TALENT, VERSATILITY GIVE THUNDER IMMENSE POTENTIAL

         

Austin Romine fielding questions at Media Day

TRENTON – One first felt the feeling under Tampa’s warm skies last month. It was confirmed when one got to know the mix of players making up the 2011 Thunder.

           It showed again as manager Tony Franklin’s roster gathered in their Waterfront Park clubhouse for the first time Tuesday. This has the potential to be some kind of season on the banks of the Delaware.

           This Thunder group is talented, with the type of flexibility and versatility few Double-A Eastern League teams have been built with over the last several years.

            “I have to give the Yankees scouts a lot of credit for what I have at my disposal this season,’’ said Franklin. “Naturally we have to do it on the field, but I’m quite pleased with the mix of players we have.

            “If everything comes together, this will be an excellent ballclub that certainly will be able to compete.’’

             For the first time, Franklin will have a pair of lefties in his starting rotation in uber-prospect Manny Banuelos and crafty southpaw Shaeffer Hall.
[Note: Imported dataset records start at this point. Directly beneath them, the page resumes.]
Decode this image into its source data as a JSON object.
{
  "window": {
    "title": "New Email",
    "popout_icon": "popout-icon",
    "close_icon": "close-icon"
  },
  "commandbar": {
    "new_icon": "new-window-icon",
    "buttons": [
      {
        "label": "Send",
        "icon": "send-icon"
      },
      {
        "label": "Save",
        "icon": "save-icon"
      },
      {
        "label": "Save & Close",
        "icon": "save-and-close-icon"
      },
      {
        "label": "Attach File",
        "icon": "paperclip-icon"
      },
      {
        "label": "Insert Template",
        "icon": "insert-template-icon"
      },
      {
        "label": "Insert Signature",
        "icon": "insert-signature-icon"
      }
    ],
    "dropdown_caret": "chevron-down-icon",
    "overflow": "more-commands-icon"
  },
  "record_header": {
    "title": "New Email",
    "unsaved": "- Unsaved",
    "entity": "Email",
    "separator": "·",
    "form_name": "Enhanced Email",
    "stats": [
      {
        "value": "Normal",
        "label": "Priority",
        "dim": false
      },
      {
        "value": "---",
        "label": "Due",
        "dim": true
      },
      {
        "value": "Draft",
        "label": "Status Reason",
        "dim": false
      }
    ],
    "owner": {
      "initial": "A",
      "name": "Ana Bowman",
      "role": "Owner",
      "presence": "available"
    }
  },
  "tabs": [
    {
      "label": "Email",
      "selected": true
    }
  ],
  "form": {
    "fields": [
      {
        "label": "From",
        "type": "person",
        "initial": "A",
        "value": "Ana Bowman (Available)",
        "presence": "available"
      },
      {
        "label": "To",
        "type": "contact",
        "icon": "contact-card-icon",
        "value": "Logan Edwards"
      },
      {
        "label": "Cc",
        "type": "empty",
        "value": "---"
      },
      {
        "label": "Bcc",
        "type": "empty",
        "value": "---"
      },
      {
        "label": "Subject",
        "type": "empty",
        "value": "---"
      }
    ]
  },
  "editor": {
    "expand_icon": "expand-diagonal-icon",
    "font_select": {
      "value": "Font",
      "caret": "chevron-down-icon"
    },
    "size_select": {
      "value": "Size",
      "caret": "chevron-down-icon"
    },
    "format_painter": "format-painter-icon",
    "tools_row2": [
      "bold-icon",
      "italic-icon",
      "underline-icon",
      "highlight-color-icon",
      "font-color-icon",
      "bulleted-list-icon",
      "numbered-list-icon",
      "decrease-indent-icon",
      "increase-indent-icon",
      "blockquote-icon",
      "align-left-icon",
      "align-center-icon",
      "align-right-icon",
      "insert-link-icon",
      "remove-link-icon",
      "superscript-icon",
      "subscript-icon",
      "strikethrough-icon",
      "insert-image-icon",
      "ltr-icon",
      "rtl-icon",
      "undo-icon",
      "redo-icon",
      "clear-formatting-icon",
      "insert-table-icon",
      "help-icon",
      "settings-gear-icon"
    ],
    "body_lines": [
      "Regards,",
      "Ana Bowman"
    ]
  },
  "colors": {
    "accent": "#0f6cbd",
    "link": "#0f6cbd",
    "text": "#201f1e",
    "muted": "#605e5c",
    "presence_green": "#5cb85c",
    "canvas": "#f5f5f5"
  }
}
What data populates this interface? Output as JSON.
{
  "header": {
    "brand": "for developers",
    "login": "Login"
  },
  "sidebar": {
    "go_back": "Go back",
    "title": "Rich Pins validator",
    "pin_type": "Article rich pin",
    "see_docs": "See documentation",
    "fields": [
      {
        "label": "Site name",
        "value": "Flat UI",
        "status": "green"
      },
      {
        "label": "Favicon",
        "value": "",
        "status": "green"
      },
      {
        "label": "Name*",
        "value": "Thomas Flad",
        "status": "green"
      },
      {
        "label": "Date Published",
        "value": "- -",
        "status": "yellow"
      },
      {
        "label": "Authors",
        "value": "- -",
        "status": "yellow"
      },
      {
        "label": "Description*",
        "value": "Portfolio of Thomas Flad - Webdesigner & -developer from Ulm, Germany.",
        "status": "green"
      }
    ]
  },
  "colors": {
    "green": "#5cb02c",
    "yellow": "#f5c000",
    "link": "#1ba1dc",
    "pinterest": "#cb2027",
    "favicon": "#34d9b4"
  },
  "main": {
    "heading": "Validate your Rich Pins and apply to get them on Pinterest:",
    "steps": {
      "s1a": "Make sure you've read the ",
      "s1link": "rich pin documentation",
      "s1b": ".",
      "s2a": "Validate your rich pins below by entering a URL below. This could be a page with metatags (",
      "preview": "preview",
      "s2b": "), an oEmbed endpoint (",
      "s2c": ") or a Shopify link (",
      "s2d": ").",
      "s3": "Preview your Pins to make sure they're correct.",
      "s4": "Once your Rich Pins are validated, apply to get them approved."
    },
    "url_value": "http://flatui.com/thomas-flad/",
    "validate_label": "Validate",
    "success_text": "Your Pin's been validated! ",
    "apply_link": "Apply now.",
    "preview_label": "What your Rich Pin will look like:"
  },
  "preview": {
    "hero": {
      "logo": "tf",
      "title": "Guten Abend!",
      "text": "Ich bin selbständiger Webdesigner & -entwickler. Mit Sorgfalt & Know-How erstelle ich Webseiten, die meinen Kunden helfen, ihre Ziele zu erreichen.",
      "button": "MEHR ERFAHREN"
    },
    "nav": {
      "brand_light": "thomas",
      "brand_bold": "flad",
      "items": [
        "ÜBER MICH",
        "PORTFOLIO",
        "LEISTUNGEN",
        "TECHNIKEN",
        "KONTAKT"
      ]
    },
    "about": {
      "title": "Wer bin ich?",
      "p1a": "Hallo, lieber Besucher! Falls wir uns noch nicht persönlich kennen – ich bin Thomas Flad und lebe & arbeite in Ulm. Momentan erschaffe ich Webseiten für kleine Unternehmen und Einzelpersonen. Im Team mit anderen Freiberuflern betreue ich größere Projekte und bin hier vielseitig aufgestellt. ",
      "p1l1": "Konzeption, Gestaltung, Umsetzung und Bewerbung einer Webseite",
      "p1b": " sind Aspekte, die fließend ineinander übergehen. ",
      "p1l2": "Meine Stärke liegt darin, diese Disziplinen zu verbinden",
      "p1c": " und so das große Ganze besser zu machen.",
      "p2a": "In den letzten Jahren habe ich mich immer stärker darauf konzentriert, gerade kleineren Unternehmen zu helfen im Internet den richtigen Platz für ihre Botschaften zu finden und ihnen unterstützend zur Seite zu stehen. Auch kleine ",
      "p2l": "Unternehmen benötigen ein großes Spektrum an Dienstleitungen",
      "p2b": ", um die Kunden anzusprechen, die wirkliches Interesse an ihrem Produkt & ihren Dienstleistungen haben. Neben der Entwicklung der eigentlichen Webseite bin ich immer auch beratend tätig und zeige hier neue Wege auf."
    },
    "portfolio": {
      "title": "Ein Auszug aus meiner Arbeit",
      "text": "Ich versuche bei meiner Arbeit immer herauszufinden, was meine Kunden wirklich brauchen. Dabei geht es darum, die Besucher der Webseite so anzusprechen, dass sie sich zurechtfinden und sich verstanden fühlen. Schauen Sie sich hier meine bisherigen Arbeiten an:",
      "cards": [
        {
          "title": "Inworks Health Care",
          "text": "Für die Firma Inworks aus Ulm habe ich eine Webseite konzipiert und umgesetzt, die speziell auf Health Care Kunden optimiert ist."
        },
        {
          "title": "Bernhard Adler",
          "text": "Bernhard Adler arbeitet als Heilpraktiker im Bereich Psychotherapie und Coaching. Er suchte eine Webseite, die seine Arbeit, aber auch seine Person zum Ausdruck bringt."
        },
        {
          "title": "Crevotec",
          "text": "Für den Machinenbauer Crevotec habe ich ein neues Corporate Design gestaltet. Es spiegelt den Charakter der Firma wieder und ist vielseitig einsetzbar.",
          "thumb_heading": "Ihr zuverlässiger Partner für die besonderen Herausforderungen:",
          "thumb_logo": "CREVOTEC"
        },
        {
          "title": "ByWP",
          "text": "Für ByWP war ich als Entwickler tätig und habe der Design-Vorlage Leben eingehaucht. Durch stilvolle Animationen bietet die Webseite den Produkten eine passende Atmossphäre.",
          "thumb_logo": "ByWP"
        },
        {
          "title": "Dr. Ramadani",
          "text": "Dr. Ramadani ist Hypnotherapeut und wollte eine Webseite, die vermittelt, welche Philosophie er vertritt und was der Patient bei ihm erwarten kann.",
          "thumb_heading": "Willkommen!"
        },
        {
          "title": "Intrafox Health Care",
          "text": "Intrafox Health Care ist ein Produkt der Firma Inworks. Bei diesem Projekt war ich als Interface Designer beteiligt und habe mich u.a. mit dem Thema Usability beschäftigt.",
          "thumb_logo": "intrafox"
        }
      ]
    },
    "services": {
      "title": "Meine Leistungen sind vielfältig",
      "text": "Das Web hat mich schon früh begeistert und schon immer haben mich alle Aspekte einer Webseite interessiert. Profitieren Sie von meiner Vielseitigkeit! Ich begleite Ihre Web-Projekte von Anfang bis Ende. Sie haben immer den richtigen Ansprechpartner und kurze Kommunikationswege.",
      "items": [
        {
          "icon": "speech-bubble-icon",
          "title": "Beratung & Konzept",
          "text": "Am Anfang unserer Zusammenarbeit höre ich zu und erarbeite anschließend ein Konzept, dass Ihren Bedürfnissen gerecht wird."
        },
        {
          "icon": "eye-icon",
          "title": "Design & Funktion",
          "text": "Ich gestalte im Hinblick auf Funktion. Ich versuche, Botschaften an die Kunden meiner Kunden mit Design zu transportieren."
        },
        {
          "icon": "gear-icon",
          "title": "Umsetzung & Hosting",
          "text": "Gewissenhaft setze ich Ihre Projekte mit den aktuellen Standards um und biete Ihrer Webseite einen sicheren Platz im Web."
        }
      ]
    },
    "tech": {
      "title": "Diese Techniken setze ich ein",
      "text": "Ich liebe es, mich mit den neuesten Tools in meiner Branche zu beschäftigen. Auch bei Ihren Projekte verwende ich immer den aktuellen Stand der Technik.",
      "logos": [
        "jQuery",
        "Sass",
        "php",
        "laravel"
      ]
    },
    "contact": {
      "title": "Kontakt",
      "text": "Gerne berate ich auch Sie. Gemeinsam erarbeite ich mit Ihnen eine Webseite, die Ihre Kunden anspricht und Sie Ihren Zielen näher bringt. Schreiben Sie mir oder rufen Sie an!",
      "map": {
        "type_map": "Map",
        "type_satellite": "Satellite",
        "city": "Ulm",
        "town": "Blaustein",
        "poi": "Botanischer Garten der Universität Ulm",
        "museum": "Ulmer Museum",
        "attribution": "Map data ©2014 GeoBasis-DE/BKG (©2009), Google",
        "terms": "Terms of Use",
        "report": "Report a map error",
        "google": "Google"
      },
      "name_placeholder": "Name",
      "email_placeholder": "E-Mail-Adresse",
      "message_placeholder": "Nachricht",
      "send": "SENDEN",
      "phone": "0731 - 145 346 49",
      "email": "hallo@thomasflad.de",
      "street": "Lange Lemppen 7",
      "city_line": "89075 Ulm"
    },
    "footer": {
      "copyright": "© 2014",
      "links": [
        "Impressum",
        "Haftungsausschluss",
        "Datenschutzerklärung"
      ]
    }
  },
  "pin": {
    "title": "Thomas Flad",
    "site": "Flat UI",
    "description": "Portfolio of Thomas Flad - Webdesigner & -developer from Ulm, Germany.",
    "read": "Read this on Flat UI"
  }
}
He has a Hun School grad, Steve Garrison, who, when healthy, has near-big-league stuff.

            The right-hander will start tonight’s opener vs. the Fisher Cats in Manchester, N.H.

            “It’s an honor,’’ said the 24-year-old Garrison, who grew up watching the Thunder. “When you’re a kid around here, you always want to play for the Thunder and here I am.

            “After playing in the Milwaukee and San Diego systems, so far from home, it’s great to be able to pitch with a team in my home area.’’

            There also are righties Dellin Betances and Graham Stoneburner, two up-and-coming flamethrowers who are ready to take the next step. And if they falter, a pair of righties – veteran Cory Arbiso and newcomer Craig Heyer, who impressed in the Arizona Fall League, can either start or relieve.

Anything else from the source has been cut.